There is some talk in the industry that the dominance of hard surfaces over carpet may slow and carpet share may start to reverse the recent trend. One explanation is new home builds. Newer homes tend to have higher ceilings than previous iterations, thereby causing noise reverberation against a hard surface backdrop. The noise issue is also impacting some commercial environments, including corporate office spaces. While area rugs can help, carpets act much better as sound absorbers, executives say.
Carpet One’s Buchanan said the threat against carpet is nothing new. She recalled a time in the 1990s when hardwood was the go-to floor and led to a resurgence in hard surfaces. “All of a sudden carpet came back into the limelight because every home was loud, hard and cold. I think this will happen again.”

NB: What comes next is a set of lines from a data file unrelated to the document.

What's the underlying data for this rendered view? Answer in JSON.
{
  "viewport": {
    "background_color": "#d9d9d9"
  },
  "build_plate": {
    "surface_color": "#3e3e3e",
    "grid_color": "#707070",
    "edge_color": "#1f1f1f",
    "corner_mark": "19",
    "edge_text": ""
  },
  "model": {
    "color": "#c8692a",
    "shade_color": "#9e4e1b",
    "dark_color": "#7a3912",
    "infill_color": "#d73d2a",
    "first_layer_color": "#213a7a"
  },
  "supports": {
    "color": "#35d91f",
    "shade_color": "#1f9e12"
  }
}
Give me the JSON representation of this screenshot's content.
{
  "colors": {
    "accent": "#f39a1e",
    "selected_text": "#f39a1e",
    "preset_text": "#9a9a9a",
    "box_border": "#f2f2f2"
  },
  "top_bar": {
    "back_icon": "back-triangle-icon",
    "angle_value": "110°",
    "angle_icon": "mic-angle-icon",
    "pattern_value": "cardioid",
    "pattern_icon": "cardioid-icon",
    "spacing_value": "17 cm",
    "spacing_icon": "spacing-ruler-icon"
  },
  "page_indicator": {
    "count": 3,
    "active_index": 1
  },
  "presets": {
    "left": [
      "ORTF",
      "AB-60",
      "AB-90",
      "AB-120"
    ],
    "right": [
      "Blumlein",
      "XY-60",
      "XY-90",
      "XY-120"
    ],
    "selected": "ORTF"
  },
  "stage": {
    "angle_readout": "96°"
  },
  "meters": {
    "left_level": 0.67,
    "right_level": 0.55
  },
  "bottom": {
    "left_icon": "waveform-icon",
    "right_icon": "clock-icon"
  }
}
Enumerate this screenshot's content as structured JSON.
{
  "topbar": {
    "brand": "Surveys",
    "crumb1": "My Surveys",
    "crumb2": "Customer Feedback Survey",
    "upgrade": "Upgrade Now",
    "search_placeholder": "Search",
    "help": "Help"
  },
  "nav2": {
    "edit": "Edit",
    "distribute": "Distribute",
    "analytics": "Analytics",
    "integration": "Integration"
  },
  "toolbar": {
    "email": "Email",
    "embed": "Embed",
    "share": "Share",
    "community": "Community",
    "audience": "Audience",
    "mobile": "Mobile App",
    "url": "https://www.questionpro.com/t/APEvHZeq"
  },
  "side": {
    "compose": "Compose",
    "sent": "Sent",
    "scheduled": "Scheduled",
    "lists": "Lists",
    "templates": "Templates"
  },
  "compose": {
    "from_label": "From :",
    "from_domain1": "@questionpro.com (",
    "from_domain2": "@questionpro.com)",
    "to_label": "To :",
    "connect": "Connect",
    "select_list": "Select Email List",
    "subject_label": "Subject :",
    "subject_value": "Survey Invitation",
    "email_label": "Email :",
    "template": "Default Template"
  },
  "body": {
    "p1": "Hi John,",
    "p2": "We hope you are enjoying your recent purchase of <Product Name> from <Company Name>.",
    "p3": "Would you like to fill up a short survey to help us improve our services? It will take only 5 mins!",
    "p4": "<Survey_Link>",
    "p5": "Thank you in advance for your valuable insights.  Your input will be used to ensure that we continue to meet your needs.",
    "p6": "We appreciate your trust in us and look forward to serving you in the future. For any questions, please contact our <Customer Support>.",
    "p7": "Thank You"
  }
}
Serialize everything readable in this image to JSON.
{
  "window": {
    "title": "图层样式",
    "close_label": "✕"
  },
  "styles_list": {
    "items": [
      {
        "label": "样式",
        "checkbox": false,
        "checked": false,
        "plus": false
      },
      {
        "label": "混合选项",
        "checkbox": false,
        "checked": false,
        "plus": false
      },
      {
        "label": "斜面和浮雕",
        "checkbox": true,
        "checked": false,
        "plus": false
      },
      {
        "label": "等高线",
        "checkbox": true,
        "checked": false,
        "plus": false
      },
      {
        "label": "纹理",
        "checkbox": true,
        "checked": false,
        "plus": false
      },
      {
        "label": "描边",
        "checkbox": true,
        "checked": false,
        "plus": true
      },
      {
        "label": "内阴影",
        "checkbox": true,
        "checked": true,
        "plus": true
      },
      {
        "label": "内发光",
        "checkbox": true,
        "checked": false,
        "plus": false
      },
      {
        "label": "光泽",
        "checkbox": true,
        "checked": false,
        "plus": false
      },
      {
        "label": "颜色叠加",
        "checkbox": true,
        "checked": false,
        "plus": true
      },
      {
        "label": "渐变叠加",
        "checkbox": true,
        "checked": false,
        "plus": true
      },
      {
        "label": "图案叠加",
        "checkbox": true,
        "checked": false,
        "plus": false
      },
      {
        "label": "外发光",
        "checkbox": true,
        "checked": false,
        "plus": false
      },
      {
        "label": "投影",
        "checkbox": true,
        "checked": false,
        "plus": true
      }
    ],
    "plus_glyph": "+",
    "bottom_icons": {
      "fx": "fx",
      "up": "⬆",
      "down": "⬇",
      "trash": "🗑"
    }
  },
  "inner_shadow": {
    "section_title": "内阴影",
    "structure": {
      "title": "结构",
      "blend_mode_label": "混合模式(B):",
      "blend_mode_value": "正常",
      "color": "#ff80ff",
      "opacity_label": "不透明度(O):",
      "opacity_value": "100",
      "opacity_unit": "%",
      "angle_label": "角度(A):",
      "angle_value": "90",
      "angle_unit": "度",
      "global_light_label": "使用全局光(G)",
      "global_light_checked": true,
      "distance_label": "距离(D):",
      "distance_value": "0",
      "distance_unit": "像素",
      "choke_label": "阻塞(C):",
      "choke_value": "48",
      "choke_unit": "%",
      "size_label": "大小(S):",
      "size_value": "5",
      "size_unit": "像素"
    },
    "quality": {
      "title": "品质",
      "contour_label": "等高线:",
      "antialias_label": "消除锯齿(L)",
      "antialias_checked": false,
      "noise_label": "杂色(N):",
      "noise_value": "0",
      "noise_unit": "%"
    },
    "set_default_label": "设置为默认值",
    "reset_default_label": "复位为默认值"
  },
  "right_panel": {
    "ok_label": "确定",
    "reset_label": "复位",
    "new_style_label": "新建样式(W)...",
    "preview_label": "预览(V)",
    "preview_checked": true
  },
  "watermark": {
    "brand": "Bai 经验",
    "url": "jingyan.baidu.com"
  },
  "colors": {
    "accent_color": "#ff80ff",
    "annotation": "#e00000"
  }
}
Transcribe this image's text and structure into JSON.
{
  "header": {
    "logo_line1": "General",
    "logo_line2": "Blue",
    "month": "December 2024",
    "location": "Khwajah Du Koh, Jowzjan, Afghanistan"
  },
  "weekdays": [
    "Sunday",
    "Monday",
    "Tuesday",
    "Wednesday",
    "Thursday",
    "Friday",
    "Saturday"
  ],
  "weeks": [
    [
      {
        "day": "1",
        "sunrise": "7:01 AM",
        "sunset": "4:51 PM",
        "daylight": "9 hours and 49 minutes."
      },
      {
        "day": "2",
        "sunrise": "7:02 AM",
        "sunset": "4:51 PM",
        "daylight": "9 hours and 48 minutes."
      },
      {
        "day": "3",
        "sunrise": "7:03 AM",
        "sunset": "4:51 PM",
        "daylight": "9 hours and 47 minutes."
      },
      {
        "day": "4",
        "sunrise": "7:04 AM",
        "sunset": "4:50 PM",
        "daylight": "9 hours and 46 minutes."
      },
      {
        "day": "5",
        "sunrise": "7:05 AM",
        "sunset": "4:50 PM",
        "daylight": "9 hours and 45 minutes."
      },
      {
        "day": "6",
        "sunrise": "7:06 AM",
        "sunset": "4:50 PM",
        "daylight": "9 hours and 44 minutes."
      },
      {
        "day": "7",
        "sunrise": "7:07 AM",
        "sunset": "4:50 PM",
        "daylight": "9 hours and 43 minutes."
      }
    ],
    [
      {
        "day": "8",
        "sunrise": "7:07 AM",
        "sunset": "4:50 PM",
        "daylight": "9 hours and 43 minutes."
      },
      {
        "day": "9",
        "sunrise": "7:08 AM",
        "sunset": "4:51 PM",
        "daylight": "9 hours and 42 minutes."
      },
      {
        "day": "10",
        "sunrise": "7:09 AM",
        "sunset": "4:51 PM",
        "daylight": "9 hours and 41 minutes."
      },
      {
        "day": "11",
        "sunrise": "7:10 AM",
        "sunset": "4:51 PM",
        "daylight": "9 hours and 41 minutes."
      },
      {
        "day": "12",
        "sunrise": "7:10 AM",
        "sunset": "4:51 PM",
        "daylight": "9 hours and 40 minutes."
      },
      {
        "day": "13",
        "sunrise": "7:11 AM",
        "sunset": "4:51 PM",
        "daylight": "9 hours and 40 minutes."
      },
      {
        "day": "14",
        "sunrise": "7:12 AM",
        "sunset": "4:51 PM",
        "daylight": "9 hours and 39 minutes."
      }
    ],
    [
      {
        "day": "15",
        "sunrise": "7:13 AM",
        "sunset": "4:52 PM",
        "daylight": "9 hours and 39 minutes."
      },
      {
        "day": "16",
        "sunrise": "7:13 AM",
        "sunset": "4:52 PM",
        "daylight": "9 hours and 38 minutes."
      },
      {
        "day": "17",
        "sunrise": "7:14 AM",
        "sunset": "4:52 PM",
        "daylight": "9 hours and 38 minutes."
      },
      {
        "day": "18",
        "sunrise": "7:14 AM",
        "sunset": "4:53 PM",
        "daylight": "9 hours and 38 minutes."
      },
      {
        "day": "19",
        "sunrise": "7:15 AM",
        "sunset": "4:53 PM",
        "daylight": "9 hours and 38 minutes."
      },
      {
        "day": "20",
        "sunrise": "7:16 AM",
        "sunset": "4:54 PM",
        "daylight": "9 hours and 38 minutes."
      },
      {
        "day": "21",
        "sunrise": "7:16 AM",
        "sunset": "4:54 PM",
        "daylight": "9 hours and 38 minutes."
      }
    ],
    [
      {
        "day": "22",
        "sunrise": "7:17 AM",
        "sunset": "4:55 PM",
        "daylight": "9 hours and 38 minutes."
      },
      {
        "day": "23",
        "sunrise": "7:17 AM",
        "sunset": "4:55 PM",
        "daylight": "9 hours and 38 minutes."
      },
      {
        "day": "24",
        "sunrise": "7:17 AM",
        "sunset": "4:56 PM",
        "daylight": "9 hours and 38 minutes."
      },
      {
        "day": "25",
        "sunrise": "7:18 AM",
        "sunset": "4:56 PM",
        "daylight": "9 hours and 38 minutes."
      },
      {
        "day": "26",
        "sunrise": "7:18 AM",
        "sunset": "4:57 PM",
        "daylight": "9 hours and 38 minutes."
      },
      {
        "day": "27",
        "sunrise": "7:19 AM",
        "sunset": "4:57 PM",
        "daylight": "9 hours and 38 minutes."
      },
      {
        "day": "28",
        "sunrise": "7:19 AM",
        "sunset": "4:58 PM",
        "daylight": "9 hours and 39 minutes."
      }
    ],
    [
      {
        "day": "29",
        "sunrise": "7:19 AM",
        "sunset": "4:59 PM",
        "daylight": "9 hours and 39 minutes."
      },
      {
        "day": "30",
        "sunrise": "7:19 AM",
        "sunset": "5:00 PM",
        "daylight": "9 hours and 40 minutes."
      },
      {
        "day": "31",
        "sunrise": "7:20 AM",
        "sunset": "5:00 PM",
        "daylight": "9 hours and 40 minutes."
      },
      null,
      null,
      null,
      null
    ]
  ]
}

Buchanan said the introduction of Mohawk’s SmartStrand was brilliant because it answered concerns about stains and pets. “My staff is very confident selling this yarn system and other similar [systems]. I wouldn’t count carpet out. It’s easier to install and offers much better margins.”
Hiller’s Elder added that installation is also easier and smoother with carpet than all other hard surface options. “If I can make more money, have fewer callbacks and make my end user happy, why wouldn’t I push carpet? Tack on the fantastic warranties that carpet manufacturers and yarn companies offer, and I think you have a winner.”